Most of the people are from Schedule Caste which constitutes 49.63% of total population in Nai Mazara. The town does not have any Schedule Tribe population so far.

As per the report published by Census India in 2011, 248 people were engaged in work activities out of the total population of Nai Mazara which includes 233 males and 15 females. According to census survey report 2011, 87.90% workers describe their work as main work and 12.10% workers are involved in Marginal activity providing livelihood for less than 6 months.

== Education ==
The village has a Punjabi medium, co-ed upper primary school established in 1996. The school provide mid-day meal as per Indian Midday Meal Scheme. As per Right of Children to Free and Compulsory Education Act the school provide free education to children between the ages of 6 and 14.

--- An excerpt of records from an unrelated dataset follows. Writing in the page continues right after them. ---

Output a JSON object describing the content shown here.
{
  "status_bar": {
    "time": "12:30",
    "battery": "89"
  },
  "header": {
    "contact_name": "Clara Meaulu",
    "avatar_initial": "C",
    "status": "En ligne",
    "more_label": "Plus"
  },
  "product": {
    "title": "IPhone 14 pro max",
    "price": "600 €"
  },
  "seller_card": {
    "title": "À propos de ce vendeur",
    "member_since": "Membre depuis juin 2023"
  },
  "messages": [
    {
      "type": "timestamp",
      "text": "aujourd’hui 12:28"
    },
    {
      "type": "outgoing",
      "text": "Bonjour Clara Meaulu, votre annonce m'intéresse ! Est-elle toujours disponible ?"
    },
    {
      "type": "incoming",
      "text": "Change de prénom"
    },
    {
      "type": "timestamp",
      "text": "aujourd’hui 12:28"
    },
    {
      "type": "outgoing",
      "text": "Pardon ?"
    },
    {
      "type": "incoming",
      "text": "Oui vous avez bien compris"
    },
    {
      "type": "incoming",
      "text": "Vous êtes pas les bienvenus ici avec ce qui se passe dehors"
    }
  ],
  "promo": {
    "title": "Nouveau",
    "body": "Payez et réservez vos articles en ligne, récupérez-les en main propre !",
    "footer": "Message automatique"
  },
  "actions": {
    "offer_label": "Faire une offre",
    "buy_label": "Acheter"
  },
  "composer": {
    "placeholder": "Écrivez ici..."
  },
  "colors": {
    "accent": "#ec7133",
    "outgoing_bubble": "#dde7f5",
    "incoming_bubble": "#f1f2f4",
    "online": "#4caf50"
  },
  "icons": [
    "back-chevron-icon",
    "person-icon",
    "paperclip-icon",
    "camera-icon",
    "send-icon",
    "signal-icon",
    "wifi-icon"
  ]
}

KC Engineering College and Doaba Khalsa Trust Group Of Institutions are the nearest colleges. Industrial Training Institute for women (ITI Nawanshahr) is 7 km. The village is 63 km away from Chandigarh University, 40 km from Indian Institute of Technology and 52 km away from Lovely Professional University.

List of schools nearby:
- Dashmesh Model School, Kahma
- Govt Primary School, Kahlon
- Govt High School, Garcha

== Transport ==
Nawanshahr train station is the nearest train station however, Garhshankar Junction railway station is 19 km away from the village. Sahnewal Airport is the nearest domestic airport which located 60.8 km away in Ludhiana and the nearest international airport is located in Chandigarh also Sri Guru Ram Dass Jee International Airport is the second nearest airport which is 161 km away in Amritsar.